Bec @ The Plumbette recently posted..How to keep your shower screens clean – Vileda Magical Review
Lisa Wood says
We have a porta-loo {well we used to but we have just purchased a new one with two rinses to help with the smells} and i was dry-retching when ever it needed to be emptied into the Toilet Dump Points on our travels.
This time we have told all of our boys THEY MUST sit down to do number ones so that they don’t miss and it gets under the seals to smell bad until its cleaned off.
This time they must try and do number 2’s when ever we stop along the way from NSW to QLD.
This time i am going to use a peg over my nose when the toilet is being used……

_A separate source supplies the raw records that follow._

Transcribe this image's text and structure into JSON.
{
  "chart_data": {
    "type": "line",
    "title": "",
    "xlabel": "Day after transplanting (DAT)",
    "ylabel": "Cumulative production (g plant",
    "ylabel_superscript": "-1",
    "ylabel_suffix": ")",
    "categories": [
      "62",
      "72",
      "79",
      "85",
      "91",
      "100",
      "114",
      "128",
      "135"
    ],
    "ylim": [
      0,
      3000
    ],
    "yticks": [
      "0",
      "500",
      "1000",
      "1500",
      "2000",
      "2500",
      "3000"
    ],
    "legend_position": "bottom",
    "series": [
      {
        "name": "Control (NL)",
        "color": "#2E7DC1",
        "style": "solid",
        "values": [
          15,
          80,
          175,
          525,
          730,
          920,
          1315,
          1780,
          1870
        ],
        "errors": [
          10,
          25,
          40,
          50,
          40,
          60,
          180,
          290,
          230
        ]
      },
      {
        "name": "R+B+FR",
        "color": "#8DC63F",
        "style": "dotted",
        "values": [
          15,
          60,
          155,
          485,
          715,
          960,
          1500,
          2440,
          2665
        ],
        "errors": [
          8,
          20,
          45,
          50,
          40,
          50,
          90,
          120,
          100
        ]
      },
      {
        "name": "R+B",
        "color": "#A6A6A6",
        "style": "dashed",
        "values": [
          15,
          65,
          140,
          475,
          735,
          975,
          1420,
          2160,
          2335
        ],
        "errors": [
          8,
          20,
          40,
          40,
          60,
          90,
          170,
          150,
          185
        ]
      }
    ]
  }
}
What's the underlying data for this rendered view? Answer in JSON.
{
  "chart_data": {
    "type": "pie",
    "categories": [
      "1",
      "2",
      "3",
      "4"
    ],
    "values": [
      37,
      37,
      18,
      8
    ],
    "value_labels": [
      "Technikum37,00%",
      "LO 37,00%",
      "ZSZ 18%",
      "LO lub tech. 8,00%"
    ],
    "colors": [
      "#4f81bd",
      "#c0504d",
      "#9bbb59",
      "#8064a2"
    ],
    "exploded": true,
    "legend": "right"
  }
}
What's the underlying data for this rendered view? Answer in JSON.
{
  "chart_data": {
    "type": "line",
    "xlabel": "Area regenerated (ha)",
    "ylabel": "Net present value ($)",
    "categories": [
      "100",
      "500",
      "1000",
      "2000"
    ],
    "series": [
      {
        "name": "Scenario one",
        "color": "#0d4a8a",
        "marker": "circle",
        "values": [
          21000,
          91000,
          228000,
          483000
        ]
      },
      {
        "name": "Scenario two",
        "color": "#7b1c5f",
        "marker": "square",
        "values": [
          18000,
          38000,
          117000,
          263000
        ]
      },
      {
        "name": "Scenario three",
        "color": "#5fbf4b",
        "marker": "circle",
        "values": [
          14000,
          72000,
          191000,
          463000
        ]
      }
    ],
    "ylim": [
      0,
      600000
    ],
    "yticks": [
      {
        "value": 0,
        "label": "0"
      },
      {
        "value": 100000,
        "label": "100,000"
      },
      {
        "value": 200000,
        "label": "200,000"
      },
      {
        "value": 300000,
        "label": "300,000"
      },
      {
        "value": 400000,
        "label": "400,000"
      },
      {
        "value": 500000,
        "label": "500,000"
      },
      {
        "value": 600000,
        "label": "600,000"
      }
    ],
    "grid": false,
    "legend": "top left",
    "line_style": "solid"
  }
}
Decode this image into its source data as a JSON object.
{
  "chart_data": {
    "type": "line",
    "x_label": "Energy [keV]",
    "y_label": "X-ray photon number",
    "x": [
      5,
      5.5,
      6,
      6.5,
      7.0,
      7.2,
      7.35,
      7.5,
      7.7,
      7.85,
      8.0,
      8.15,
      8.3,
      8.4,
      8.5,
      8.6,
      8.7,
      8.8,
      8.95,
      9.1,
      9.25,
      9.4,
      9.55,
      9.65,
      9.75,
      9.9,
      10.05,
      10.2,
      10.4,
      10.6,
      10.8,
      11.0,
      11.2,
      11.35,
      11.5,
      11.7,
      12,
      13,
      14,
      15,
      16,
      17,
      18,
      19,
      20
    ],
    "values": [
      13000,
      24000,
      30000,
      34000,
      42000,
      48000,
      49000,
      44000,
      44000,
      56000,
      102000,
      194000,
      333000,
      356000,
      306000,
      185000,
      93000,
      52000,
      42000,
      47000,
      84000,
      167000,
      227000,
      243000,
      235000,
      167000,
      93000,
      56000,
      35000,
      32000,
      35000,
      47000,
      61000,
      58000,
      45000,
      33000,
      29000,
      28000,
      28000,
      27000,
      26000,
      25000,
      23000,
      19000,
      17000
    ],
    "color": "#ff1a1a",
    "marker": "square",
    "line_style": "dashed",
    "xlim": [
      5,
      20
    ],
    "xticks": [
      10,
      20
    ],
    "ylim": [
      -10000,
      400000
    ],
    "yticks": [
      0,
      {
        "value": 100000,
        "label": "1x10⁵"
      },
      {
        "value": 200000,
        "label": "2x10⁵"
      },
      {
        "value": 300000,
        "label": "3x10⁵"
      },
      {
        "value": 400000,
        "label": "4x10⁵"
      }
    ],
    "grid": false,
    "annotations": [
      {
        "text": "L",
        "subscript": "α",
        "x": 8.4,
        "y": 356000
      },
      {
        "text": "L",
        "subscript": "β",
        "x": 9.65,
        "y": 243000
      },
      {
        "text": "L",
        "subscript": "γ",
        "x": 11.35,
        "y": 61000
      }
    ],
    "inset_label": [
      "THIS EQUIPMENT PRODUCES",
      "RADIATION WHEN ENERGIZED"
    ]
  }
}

and if this newer porta loo is just as bad as the last one I am then going to walk while they all drive north 🙂
Lisa Wood recently posted..We Are Back
Kim says
Whenever I saw my two boy cousins as a kid, they would make me sit between them in the backseat whenever we went anywhere, and they would stink up that car like nothing on earth!
karina l says
My 8 month old farts all the time and it often gets confused with a number two because the stench is so fierce, it’s like a punch to the face.